Charlésia Alexis est née à Diego Garcia, principale île de l’archipel des Chagos, en septembre 1934. Elle y partage, jusqu’en 1967, avec cette population une vie simple brusquement interrompue lorsque les Britanniques occupent l’archipel en 1968.
Par la suite, les Britanniques loueront Diego Garcia aux Américains qui y ont établi une de leurs plus importantes bases militaires dans le monde. Certaines des forces militaires américaines sont parties de cette base pour le Moyen-Orient. Le reste du monde qui connaît l’existence de cette base quasi-secrète n’en sait pas autant sur le peuple chagossien arraché à sa terre et installé de force à Maurice et aux Seychelles. Même si les organisations chagossiennes dans ces pays entretiennent leur identité, la disparition des natifs de l’archipel est inéluctable et pourrait anéantir à jamais leur culture.

Le souvenir des "bals zaricots"

Aujourd’hui, Charlésia Alexis est une des dernières héritières de la tradition musicale des Chagos. Son séga se caractérise par des rythmes hérités du continent africain, mais revisités en fonction des particularités de la vie dans ces îles. Aux Chagos, l’instrument de musique principal, le ravanne, est fait de peaux de raies, serties de cinq sous qui l’apparentaient à un grand tambourin. Le ravanne servait à animer notamment les "bals zaricots" organisés chaque samedi soir jusqu’au matin, au son du séga dont les paroles étaient composées et reprises par les uns et les autres à partir de petits faits et événements d’une vie quotidienne marquée par le travail dans les cocoteraies et l’arrivée des bateaux de ravitaillement.
À l’âge de 69 ans, Charlésia Alexis s’apprête à quitter Maurice pour Londres et emmener malheureusement avec elle une partie de la tradition musicale menacée du peuple chagossien. Le PRMA qui a décidé d’agir vite a déployé à Maurice ses techniciens, ethnomusicologues et du matériel afin de récolter l’essentiel du patrimoine musical chagossien et plus particulièrement les œuvres de la chanteuse chagossienne.
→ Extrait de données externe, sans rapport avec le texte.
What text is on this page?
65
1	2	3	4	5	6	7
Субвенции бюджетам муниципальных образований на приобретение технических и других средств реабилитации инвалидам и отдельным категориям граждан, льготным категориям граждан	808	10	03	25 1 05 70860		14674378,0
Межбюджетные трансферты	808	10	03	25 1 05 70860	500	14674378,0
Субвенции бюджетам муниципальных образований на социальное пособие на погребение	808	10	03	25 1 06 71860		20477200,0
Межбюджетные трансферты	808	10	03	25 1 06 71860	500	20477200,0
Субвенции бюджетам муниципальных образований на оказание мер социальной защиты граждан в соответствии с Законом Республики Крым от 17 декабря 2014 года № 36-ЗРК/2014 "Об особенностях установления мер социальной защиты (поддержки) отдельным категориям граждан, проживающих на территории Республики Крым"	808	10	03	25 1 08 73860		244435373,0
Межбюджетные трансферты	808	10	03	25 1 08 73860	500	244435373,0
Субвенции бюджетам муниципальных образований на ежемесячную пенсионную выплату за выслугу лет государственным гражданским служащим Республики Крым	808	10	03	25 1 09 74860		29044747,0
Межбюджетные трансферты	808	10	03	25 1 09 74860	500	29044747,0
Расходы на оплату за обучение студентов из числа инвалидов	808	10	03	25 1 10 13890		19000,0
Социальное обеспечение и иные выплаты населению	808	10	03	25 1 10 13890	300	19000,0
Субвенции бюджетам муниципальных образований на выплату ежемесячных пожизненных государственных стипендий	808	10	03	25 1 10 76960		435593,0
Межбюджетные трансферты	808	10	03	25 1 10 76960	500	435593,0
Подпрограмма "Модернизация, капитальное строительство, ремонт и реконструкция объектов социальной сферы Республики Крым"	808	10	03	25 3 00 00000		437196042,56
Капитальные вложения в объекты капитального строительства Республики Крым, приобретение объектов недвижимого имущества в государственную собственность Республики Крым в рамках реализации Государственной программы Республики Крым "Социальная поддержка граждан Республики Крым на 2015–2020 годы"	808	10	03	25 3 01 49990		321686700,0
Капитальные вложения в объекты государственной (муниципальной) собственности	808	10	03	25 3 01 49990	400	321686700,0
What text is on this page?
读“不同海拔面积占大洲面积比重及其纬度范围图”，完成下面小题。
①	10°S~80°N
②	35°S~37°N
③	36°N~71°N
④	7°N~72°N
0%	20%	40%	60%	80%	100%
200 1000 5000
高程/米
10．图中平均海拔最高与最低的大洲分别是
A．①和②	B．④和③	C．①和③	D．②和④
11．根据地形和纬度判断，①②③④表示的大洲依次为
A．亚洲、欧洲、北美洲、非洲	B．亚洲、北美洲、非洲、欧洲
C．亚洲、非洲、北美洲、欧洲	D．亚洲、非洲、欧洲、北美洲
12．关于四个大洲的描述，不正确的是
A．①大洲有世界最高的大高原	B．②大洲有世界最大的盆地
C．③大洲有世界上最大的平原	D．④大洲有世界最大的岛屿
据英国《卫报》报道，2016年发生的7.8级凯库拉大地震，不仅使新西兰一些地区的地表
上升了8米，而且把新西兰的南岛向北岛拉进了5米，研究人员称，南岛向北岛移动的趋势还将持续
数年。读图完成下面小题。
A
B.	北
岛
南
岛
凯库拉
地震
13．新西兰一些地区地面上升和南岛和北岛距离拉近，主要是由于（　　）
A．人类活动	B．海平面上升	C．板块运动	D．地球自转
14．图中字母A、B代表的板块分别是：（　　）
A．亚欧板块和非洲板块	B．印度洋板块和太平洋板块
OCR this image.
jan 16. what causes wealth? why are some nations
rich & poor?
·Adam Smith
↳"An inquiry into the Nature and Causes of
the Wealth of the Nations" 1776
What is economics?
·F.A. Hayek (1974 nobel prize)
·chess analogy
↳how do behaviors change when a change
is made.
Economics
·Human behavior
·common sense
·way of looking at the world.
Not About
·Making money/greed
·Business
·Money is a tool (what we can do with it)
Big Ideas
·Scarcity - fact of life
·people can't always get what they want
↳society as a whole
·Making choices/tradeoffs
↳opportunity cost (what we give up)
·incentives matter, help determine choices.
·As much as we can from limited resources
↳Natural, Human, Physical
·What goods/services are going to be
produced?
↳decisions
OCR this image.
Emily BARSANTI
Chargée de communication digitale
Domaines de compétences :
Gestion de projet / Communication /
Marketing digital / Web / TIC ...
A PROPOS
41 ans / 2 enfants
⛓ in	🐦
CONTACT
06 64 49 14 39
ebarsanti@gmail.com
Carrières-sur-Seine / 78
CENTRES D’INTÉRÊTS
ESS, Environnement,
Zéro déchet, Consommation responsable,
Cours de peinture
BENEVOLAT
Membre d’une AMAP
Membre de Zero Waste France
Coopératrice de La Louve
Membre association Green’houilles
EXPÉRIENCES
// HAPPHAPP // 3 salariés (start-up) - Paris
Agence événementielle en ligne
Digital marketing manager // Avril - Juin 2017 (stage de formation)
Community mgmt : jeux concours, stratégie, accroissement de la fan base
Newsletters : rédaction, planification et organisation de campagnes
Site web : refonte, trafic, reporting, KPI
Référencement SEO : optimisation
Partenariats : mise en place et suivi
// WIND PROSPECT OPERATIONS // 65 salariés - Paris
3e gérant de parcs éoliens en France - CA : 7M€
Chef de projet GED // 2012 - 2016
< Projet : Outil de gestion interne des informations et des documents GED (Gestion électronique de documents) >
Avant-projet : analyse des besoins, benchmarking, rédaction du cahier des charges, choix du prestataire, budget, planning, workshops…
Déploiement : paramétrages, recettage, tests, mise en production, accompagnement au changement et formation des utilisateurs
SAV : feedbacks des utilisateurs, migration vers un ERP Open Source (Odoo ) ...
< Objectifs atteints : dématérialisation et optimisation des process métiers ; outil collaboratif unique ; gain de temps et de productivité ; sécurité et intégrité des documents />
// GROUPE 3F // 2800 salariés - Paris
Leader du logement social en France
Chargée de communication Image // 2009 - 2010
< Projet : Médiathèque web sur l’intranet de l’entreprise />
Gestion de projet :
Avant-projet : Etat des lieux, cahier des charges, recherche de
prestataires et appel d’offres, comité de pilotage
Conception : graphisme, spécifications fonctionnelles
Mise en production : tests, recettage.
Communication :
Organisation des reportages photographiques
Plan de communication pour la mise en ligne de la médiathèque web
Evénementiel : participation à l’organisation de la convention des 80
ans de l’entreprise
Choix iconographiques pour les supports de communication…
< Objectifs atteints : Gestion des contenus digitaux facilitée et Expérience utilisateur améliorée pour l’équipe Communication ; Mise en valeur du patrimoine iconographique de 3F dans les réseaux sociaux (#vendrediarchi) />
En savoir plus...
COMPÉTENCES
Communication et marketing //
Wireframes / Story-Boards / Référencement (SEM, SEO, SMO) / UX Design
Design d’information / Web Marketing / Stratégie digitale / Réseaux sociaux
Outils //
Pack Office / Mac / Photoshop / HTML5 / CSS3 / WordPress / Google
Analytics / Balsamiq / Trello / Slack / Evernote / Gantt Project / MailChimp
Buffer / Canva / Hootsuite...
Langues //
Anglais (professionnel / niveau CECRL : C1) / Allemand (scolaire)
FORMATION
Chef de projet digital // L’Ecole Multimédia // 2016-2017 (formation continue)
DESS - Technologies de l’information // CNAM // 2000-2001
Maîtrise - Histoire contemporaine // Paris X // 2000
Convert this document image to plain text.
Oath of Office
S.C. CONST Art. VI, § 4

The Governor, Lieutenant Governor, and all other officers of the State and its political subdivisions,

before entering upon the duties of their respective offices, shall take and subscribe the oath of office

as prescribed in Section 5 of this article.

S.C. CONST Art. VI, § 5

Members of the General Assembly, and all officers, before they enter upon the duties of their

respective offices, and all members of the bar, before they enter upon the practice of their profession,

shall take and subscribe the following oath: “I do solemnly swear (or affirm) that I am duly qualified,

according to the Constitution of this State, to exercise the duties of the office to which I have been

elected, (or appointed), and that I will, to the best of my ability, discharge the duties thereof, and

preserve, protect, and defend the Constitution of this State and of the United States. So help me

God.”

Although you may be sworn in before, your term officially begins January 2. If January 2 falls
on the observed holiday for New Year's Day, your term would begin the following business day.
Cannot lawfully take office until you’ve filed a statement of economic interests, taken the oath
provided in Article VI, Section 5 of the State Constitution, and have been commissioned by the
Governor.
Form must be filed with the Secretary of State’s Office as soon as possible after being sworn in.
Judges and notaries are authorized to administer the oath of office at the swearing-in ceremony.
« Pour ce genre d’artistes qui ont toujours eu une pratique traditionnelle spontanée sans rentrer dans des circuits professionnels, il est évident que l’enregistrement ne pouvait se faire dans un studio où le cadre et les contraintes techniques auraient pu altérer cette spontanéité », a expliqué à la PANA Alain Courbis, le directeur du PRMA. « Nous avons donc aménagé un véritable "studio de campagne" dans la case même de Charlésia afin qu’elle reste dans son environnement personnel et se sente le plus à l’aise possible. Nous lui avons, bien sûr, laissé le libre choix de ses accompagnateurs, percussionnistes avec qui elle a l’habitude de jouer dans le respect de sa tradition », a-t-il ajouté.

Sauvegarder un patrimoine

Ce travail est coordonné sur place par une journaliste mauricienne, Shenaz Patel, et l’ethnomusicologue de l’association réunionnaise, Fanie Précourt. La technique est assurée par Philippe de Magnée, un ingénieur du son belge qui a vécu à Maurice à la fin des années 70 et début 80 et a réalisé, à l’époque, beaucoup d’enregistrements "live" de musiques traditionnelles avec le même souci d’authenticité.
Pour Alain Courbis, il était essentiel de réagir rapidement à la sauvegarde de ce patrimoine en danger. « Nous sommes véritablement ici en présence d’un patrimoine en voie de disparition. Au-delà de la "mondialisation" qui met en péril des traditions un peu partout, il est évident que ce phénomène a été activé par le déplacement des Chagossiens que l’on a coupés de leur environnement et de leur mode de vie », a-t-il dit.
La suite logique de ce travail de collecte sera l’édition, avant la fin de 2003, d’un CD sous le label "Takamba". Après un CD en deux volumes sur les musiques traditionnelles de Rodrigues sortis en 2001, le PRMA veut poursuivre avec la production chagossienne sa mission de sauvegarde des musiques de l’océan Indien.